HIF-1) and subsequent increased expression of vascular endothelial growth factor (VEGF). However, the results of the study contradicted their hypothesis.

This study of capillarization in response to hypoxic conditions at high altitude by Lundby et al. (2004) yielded three main findings. First, in sea level residents, no conditions of exposure to hypoxia of high altitude resulted in any significant change in HIF-1 or VEGF. The second main finding was that sea level residents did not display any significant changes in mean muscle fiber or capillary density at high altitude. The third and final main finding of this study was that capillary density among high-altitude dwellers was not significantly different than sea-level residents, but tended, on the contrary, to be lower. Overall, no indication of new formations of capillaries in human skeletal muscle was observed, even after prolonged exposure to high altitude (Lundby et al., 2004), and these findings are contrary to some other research, such as the study conducted by Green et al. (1989), who observed increased capillarization in muscle in response to high altitude. Furthermore, the preservation of oxygen delivery to skeletal muscles during hypoxic conditions at high altitudes is accomplished sufficiently by the acclimatization-dependent increase in concentration of hemoglobin, and increased numbers of capillaries in peripheral tissues is not required (Lundby et al., 2004).
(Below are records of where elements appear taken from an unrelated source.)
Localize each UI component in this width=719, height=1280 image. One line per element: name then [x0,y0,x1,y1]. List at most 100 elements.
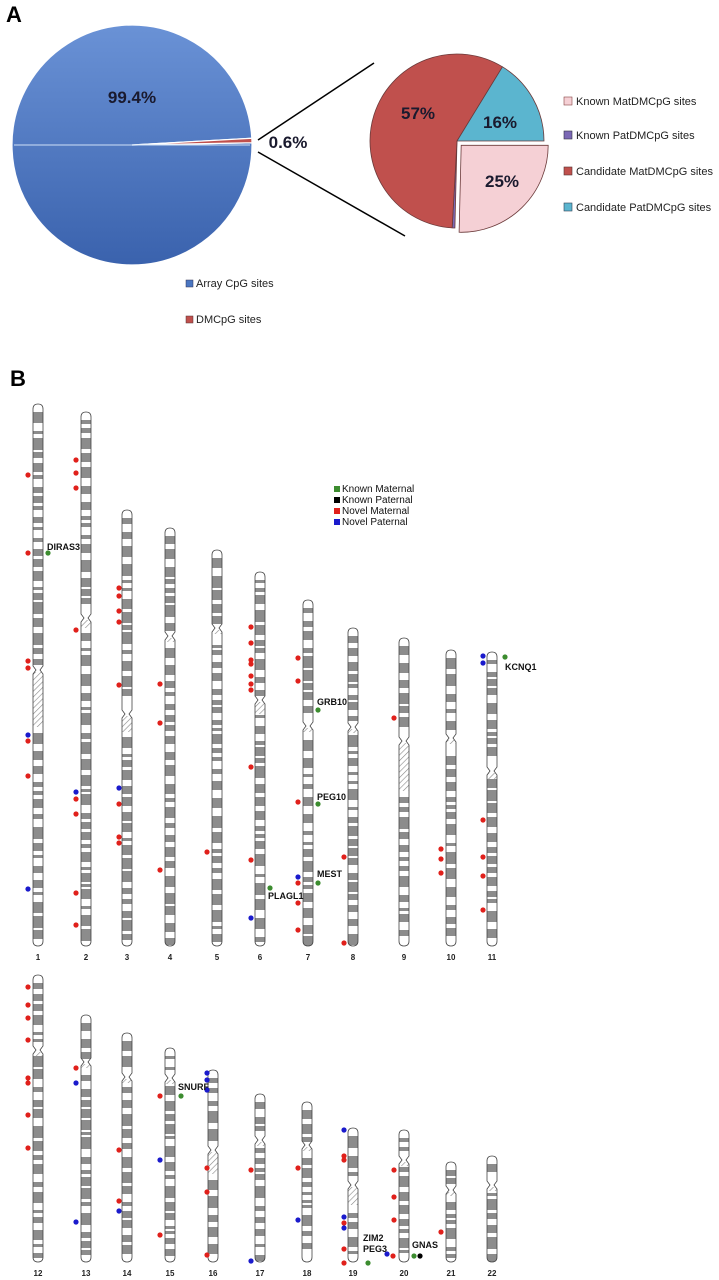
legend-swatch-known-mat [563,96,573,106]
label-cand-mat-pct: 57% [401,104,435,123]
chromosome-16 [207,1069,219,1263]
novel-paternal-marker [25,732,31,738]
gene-label-snurf: SNURF [178,1082,210,1092]
novel-paternal-marker [73,789,79,795]
known-maternal-marker [267,885,273,891]
chromosome-5 [211,549,223,947]
novel-maternal-marker [116,834,122,840]
novel-maternal-marker [116,585,122,591]
novel-maternal-marker [25,773,31,779]
novel-maternal-marker [204,849,210,855]
zoom-connector-bottom [257,151,406,237]
pie-slice-dmcpg [131,137,253,146]
zoom-connector-top [257,62,375,141]
legend-known-mat: Known MatDMCpG sites [576,96,697,108]
novel-maternal-marker [116,801,122,807]
novel-maternal-marker [157,1093,163,1099]
pie1-legend: Array CpG sites DMCpG sites [185,278,274,326]
novel-maternal-marker [25,1015,31,1021]
novel-maternal-marker [25,658,31,664]
gene-label-mest: MEST [317,869,343,879]
novel-maternal-marker [341,1153,347,1159]
label-array-pct: 99.4% [108,88,156,107]
novel-maternal-marker [204,1165,210,1171]
novel-maternal-marker [248,657,254,663]
chromosome-22 [486,1155,498,1263]
chromosome-number-18: 18 [303,1269,312,1278]
legend-swatch-cand-pat [563,202,573,212]
chromosome-9 [398,637,410,947]
legend-dmcpg: DMCpG sites [196,314,262,326]
novel-maternal-marker [438,856,444,862]
novel-maternal-marker [341,1246,347,1252]
pie2-legend: Known MatDMCpG sites Known PatDMCpG site… [563,96,713,214]
chromosome-4 [164,527,176,947]
novel-maternal-marker [116,1147,122,1153]
novel-maternal-marker [25,665,31,671]
novel-maternal-marker [157,867,163,873]
known-maternal-marker [178,1093,184,1099]
chromosome-13 [80,1014,92,1263]
pie-slice-cand-pat [456,66,545,142]
chromosome-number-3: 3 [125,953,130,962]
novel-maternal-marker [341,1157,347,1163]
chromosome-number-7: 7 [306,953,311,962]
novel-paternal-marker [157,1157,163,1163]
chromosome-10 [445,649,457,947]
chromosome-number-12: 12 [34,1269,43,1278]
label-known-mat-pct: 25% [485,172,519,191]
novel-paternal-marker [480,653,486,659]
novel-maternal-marker [391,1194,397,1200]
methylation-markers [25,457,508,1266]
chromosome-12 [32,974,44,1263]
chromosome-number-21: 21 [447,1269,456,1278]
pie-chart-dmcpg-breakdown [369,53,549,233]
novel-maternal-marker [73,1065,79,1071]
chromosome-number-5: 5 [215,953,220,962]
novel-maternal-marker [25,550,31,556]
legend-swatch-known-maternal [334,486,340,492]
novel-maternal-marker [157,720,163,726]
chromosome-number-10: 10 [447,953,456,962]
gene-labels: DIRAS3 GRB10 PEG10 MEST PLAGL1 KCNQ1 SNU… [47,542,537,1254]
pie-slice-known-mat [458,144,549,233]
gene-label-gnas: GNAS [412,1240,438,1250]
label-cand-pat-pct: 16% [483,113,517,132]
legend-array-cpg: Array CpG sites [196,278,274,290]
novel-paternal-marker [204,1077,210,1083]
pie-chart-cpg-sites [11,24,253,266]
chromosome-7 [302,599,314,947]
novel-maternal-marker [295,880,301,886]
novel-maternal-marker [480,873,486,879]
chromosome-20 [398,1129,410,1263]
novel-maternal-marker [73,890,79,896]
novel-maternal-marker [157,681,163,687]
chromosome-number-6: 6 [258,953,263,962]
novel-maternal-marker [25,984,31,990]
novel-maternal-marker [25,1002,31,1008]
novel-maternal-marker [438,846,444,852]
novel-maternal-marker [25,738,31,744]
novel-maternal-marker [438,870,444,876]
novel-maternal-marker [295,799,301,805]
chromosome-number-9: 9 [402,953,407,962]
novel-paternal-marker [116,1208,122,1214]
novel-maternal-marker [25,1145,31,1151]
novel-paternal-marker [341,1127,347,1133]
legend-novel-maternal: Novel Maternal [342,506,409,517]
known-maternal-marker [411,1253,417,1259]
novel-paternal-marker [248,915,254,921]
chromosome-number-4: 4 [168,953,173,962]
chromosome-2 [80,411,92,947]
known-maternal-marker [315,707,321,713]
novel-paternal-marker [248,1258,254,1264]
known-maternal-marker [365,1260,371,1266]
novel-paternal-marker [116,785,122,791]
novel-maternal-marker [438,1229,444,1235]
novel-maternal-marker [341,854,347,860]
chromosome-15 [164,1047,176,1263]
gene-label-zim2: ZIM2 [363,1233,384,1243]
novel-maternal-marker [73,922,79,928]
Changes in Oxidative Enzymes Within Cells

Exposure to hypoxic conditions at high altitudes causes changes in intracellular oxidative enzymes. Hoppeler & Vogt (2001) explored adaptations that muscular tissues make in response to exposure to hypoxia, and they determined that sustained exposure to severely hypoxic conditions can result in detrimental muscular effects. Initial detrimental effects can be observed in low-landers after only 2 months of acute exposure to hypoxic conditions experienced at high altitude. Populations living permanently at high altitudes, such as Tibetans and Quechuas who have existed at extremely high altitudes for thousands of years, demonstrate genetic adaptations that prevent any detrimental muscular effects from occurring. These adaptations involve a decrease in muscle oxidative capacity (Hoppeler & Vogt, 2001).

Hoppeler et al. (2003) also investigated intracellular changes in oxidative enzymes. These researchers established that that long-term or permanent exposure to hypoxic conditions at high altitude resulted in decreased mitochondrial content of muscle fibers. In these conditions, there is an increased reliance in carbohydrates as fuel for oxidative muscle metabolism, and there is a reduction in stores of intramyocellular lipid substrate stores. Furthermore, accumulations of lipofuscin, known to be a product of mitochondrial degradation, are found among individuals returning from time spent at extremely high altitudes. Performance appeared to be improved among these individuals by improved coupling between ATP supply and demand pathways and improved metabolite homeostasis (Hoppeler et al., 2003).